The former doctor and likely Green Party nominee told Guardian US that she emailed the Vermont senator after the end of the Democratic primary season, offering to step aside if he was interested in continuing to run for president.
“I’ve invited Bernie to sit down, explore collaboration — everything is on the table,” she told the paper. “If he saw that you can’t have a revolutionary campaign in a counter-revolutionary party, he’d be welcomed to the Green Party. He could lead the ticket and build a political movement,” she said.
Sanders has not yet responded, she said, adding that he would disappoint his supporters “if he continues to declare his full faith in the Democratic Party.”
“That political movement is going to go on — it isn’t going to bury itself in the graveyard alongside Hillary Clinton,” she told Guardian US.
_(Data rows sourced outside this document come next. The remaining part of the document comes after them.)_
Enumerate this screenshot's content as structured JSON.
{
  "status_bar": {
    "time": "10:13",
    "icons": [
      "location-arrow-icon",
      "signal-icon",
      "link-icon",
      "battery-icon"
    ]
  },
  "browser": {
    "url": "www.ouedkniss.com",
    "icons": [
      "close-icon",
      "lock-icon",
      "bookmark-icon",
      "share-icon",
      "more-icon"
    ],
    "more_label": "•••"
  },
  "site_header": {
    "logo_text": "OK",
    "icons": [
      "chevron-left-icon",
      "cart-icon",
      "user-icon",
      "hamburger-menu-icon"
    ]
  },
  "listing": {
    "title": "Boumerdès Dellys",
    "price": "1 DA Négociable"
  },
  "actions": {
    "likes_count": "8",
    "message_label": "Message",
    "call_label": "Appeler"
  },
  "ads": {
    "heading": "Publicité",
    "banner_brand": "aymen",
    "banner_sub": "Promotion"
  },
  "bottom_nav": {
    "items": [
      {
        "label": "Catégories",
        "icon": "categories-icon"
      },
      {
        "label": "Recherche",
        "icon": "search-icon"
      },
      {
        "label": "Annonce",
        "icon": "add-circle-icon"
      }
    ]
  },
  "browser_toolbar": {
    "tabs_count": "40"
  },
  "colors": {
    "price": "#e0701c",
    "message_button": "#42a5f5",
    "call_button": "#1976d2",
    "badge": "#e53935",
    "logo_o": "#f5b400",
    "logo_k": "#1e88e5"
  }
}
Stein said she is hopeful the Green Party can gather enough support in national polls to qualify for the general election debates with Clinton and presumptive Republican nominee Donald Trump, noting that Sanders supporters are considering her candidacy as an alternative to Clinton’s.
“I’m not holding my breath but I’m not ruling it out that we can bring out 43 million young people into this election,” she told Guardian US. “It’s been a wild election; every rule in the playbook has been tossed out. Unfortunately, that has mainly been used to lift up hateful demagogues like Donald Trump, but it can also be done in a way that actually answers people’s needs.”
According to Guardian US, she currently polls nationally between 4 and 6 percent.